Resposta a outro não-militante do bloco

Finalmente se lê alguma coisa no Aventar que, pelo menos, tenta o humor. E nestas coisas – do humor e do resto – eu sou partidária de esquecer que as pessoas chegaram tarde para relevar o facto de terem chegado. Assim, esclareça-se (tudo coisas muito importantes):

1) O senhor que já não é sisudo chama-se António Fernando Nabais e não ‘Fernandes’ como eu por lapso referi. Peço imensa desculpa, e só tenho a dizer em minha defesa que sou uma pessoa distraída (para certas coisas, que uma carteira ou uns sapatos bonitos nunca escapam à minha atenção). Em todo o caso, fica reposta a verdade sobre o nome de quem, afinal, até tem sentido de humor (em desenvolvimento, mas estamos esperançosos).

2) Estou muito desiludida. Eu escrevi dois posts em que, lá está, me supus ser engraçada; no primeiro, parodiava a anulação do indivíduo nas sociedades comunistas; no segundo, exercitava a ironia (tão só) a propósito de um António FernandO Nabais ainda pré-sentido de humor. Não obstante estes dois objectivos comezinhos, pensava eu que estes dois posts eram todo um ideário político e estava mesmo a ponderar enviá-los para CDS e PSD como proposta de novo programa partidário (aquele que lhes pegasse primeiro estava bem para mim, que há que fazer pela vida, há carteiras caras para comprar, etc.). Afinal, fiquei a saber que os dois posts não chegam para, pelo menos, constituirem um programa de governo. Estou prostrada com a desilusão.

3) Fico um bocadinho mortificada (pelo António FernandO Nabais) pela necessidade que teve em dizer, para me pôr no lugar, que não me leva a sério. Pensaria eu que era evidente que tal é, enfim, indiferente vindo de alguém em cujo nome eu nem acerto. Em todo o caso, só para ficar satisfeito, fingirei que sim, por cinco minutos.

4) Fico satisfeita por fazê-lo rir, que umas boas gargalhadas são o melhor que nos dá a blogosfera.

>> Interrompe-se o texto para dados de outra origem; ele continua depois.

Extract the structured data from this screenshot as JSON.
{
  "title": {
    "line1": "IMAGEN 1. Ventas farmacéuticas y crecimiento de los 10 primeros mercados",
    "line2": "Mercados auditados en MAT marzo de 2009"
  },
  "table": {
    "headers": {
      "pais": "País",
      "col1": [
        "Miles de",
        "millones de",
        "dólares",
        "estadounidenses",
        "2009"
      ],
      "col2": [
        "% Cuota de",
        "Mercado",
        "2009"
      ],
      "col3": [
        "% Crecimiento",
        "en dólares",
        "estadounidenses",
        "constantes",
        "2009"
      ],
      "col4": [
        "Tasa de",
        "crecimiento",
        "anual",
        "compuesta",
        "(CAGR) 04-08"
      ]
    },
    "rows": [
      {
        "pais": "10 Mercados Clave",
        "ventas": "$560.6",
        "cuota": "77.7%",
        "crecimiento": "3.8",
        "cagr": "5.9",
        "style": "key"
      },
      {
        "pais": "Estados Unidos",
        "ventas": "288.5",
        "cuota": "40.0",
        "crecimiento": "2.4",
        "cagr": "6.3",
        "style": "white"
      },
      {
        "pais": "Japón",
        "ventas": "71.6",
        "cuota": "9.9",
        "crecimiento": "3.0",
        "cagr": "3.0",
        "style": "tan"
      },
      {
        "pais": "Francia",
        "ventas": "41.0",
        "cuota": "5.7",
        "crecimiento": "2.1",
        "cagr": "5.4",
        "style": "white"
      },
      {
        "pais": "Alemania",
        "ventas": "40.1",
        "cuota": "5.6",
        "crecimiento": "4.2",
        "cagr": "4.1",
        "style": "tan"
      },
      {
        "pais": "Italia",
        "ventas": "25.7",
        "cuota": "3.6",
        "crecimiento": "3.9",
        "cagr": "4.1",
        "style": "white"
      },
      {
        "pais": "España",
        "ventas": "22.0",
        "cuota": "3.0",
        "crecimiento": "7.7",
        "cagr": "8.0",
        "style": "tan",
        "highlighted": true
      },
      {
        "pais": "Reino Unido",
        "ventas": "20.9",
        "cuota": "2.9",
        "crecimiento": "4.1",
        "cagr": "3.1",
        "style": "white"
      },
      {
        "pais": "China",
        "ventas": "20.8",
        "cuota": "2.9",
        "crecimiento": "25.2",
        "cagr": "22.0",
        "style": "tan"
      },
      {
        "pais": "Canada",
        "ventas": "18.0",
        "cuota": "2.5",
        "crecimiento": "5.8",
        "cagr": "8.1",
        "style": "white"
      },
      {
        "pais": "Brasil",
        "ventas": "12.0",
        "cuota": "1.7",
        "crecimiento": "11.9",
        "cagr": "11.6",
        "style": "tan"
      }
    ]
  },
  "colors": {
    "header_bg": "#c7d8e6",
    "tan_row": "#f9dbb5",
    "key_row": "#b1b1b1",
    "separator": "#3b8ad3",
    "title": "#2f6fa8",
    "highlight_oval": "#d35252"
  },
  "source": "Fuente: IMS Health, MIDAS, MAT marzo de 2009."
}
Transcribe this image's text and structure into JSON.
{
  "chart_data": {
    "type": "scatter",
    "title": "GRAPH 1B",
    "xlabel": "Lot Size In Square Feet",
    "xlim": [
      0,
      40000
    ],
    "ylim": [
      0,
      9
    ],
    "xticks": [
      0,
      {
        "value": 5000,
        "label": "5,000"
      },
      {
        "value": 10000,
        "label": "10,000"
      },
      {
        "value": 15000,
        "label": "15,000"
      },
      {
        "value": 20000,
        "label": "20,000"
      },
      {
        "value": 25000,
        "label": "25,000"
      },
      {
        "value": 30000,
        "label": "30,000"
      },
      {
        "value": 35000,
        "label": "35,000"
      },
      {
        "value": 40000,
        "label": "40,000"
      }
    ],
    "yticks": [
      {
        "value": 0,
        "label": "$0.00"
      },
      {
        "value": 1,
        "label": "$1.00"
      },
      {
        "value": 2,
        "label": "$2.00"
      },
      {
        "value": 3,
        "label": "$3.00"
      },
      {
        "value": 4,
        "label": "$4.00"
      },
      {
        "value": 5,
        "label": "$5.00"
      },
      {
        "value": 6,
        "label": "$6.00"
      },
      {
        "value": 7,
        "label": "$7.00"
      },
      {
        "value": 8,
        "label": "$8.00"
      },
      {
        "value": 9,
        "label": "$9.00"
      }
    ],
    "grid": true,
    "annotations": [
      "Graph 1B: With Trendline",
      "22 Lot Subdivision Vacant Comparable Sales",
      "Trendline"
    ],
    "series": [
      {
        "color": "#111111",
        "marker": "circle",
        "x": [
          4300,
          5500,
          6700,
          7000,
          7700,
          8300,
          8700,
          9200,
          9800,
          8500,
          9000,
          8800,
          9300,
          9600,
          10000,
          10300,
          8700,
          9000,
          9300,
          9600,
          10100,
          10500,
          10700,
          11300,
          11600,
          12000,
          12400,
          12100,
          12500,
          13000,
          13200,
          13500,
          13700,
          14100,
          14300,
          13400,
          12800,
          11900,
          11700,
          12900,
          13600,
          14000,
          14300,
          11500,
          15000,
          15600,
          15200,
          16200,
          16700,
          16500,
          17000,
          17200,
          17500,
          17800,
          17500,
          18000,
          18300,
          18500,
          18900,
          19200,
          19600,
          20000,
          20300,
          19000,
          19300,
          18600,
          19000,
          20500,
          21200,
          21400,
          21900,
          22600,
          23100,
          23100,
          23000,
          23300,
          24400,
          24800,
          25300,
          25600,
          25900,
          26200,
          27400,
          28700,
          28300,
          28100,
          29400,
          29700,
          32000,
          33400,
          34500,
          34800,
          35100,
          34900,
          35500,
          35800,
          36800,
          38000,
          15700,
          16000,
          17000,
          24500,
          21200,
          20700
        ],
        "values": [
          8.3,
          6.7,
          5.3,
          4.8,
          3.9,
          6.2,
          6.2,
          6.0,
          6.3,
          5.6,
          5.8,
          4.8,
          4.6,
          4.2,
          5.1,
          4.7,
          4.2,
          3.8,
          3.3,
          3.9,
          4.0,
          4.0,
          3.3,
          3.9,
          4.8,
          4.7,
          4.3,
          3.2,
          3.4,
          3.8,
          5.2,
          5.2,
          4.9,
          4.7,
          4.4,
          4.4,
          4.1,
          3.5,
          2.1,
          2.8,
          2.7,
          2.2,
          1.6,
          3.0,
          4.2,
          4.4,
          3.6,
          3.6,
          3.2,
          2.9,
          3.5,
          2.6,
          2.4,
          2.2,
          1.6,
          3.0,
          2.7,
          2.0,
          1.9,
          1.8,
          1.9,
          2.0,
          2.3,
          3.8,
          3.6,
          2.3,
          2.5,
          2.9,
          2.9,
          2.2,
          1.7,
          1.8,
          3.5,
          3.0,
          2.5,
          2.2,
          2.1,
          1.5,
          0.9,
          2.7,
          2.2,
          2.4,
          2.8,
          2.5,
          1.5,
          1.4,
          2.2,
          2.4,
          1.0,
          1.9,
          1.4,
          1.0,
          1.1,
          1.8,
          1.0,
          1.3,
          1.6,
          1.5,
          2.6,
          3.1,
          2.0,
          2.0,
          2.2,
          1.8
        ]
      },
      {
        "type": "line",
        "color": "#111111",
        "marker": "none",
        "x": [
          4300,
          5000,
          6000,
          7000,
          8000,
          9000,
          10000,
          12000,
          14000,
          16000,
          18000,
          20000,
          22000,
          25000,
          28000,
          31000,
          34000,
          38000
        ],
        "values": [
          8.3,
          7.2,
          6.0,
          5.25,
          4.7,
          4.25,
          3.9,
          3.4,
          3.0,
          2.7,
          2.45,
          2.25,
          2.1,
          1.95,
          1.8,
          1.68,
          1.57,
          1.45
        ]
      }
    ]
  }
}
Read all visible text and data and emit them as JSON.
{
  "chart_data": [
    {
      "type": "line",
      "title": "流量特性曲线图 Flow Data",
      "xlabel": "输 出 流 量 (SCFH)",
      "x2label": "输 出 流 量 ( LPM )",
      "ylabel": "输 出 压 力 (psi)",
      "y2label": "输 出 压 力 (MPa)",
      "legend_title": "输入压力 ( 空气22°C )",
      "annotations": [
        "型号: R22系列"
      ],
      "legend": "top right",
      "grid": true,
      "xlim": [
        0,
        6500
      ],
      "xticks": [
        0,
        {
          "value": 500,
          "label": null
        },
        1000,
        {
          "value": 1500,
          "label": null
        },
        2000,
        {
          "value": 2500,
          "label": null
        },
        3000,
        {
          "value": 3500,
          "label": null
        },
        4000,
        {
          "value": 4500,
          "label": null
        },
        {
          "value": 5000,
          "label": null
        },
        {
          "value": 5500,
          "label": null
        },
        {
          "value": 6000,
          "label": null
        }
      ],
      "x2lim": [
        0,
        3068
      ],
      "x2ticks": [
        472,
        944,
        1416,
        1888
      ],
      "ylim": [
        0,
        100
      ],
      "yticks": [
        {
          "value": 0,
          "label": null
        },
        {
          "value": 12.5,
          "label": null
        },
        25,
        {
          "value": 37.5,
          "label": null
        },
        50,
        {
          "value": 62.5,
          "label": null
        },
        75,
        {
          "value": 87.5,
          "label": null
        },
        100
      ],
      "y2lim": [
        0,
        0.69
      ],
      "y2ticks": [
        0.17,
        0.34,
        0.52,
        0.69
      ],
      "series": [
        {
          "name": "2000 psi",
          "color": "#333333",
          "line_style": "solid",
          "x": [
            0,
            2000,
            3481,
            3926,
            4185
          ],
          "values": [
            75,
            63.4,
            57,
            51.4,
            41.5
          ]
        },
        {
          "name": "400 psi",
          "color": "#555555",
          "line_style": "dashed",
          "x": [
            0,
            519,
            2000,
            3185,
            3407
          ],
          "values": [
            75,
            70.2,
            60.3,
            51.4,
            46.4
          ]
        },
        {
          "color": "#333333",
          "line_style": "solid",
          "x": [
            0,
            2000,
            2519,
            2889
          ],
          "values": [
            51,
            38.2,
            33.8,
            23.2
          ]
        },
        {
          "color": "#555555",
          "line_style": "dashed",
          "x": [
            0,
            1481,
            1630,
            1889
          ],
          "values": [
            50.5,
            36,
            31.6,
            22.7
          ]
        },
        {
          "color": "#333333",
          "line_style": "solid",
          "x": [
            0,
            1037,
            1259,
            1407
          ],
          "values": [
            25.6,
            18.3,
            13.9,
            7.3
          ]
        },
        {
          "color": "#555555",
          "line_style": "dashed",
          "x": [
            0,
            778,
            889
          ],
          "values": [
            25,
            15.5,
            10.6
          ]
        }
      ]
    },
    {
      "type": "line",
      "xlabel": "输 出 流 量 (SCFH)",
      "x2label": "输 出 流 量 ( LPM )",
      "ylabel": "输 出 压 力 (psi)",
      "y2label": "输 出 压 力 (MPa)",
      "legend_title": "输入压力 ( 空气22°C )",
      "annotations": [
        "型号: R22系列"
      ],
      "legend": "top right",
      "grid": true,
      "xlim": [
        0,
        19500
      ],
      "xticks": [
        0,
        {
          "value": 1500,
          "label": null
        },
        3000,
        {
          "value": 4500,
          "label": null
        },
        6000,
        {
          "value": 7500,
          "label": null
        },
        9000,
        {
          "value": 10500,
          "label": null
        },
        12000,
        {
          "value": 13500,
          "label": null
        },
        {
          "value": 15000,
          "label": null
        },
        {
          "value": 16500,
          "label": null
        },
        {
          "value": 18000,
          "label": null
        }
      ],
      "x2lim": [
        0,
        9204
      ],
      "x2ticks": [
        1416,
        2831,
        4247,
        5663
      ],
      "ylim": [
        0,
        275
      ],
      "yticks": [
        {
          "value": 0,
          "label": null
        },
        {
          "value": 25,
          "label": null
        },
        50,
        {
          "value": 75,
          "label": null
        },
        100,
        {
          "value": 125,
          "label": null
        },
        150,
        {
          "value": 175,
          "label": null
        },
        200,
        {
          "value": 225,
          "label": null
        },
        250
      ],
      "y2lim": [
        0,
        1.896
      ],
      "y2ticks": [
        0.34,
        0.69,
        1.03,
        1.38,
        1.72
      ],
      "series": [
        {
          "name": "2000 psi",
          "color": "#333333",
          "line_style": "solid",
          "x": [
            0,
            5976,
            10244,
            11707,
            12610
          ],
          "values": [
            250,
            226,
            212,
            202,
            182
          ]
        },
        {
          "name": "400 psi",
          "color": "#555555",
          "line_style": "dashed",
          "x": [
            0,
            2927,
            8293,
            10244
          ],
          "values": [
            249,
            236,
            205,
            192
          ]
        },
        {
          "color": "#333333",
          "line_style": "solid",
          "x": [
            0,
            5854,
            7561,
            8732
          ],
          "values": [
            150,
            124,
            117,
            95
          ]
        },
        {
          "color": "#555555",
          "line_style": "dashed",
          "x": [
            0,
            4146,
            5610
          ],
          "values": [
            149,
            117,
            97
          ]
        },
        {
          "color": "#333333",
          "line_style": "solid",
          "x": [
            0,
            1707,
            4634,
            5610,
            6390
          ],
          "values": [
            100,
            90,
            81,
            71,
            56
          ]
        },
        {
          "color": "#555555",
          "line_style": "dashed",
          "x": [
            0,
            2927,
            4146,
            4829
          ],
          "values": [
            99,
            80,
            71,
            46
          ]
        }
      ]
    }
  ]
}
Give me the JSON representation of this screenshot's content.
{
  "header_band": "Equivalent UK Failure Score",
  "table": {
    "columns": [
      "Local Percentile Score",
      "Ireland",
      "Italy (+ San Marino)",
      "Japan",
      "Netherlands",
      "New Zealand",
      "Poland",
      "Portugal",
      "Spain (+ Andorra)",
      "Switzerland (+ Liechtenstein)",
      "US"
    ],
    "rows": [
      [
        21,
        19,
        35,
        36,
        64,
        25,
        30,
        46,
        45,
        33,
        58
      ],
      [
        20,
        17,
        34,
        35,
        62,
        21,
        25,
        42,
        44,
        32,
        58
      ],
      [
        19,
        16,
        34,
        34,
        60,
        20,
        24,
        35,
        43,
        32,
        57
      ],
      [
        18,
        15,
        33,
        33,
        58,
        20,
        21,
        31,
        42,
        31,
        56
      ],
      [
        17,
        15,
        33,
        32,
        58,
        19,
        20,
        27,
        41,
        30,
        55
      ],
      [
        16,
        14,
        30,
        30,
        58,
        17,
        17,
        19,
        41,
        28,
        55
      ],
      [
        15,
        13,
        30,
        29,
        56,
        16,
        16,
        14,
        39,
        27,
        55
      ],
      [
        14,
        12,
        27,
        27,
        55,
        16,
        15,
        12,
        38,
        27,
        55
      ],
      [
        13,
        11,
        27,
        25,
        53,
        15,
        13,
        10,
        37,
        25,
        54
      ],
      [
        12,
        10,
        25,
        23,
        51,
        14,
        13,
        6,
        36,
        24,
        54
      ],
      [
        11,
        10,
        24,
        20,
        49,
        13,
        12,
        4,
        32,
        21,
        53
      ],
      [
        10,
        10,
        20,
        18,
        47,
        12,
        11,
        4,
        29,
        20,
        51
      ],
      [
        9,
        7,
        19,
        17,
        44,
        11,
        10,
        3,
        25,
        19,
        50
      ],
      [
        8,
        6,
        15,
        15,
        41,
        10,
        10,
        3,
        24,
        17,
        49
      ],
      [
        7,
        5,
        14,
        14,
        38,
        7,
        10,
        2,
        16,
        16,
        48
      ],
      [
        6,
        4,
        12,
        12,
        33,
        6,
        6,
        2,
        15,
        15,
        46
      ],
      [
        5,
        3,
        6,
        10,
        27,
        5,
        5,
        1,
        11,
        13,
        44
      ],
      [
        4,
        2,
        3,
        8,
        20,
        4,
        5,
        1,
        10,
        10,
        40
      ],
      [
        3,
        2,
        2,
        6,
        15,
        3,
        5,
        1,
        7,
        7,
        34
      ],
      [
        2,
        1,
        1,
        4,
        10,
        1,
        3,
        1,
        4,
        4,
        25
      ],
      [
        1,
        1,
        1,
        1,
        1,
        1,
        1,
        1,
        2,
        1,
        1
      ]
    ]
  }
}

5) O mais importante. Vá lá, esforce-se, não seja preconceituoso e não pense em conselhos meus sobre um pullover pelos ombros: é possível alguém não apreciar as camisolas de Catarina Martins e, ainda assim, ser apreciadora de looks masculinos informais e pouco compostinhos.

6) Para terminar num registo sério (não sei se me perdoarei), tenha lá cuidado nas (tres)leituras, que eu em lado nenhum chamei ‘políticas socialistas à corrupção do Estado’ (nem sequer falei de corrupção do estado). Em todo o caso não resisto a dizer-lhe que as políticas socialistas, por passarem as decisões do indivíduo para os burocratas do estado, são precisamente o caldinho que propicia e faz florescer a corrupção do estado.

Um pensamento sobre “Resposta a outro não-militante do bloco

  1. Ferreira

    As coisas que aqui aprendo, as discussões adolescentes a que assisto por parte de um tal vitor e uma tal maria joão por causa de um texto de uma adolescente de 18 anos. Continuem, pode ser que cresçam.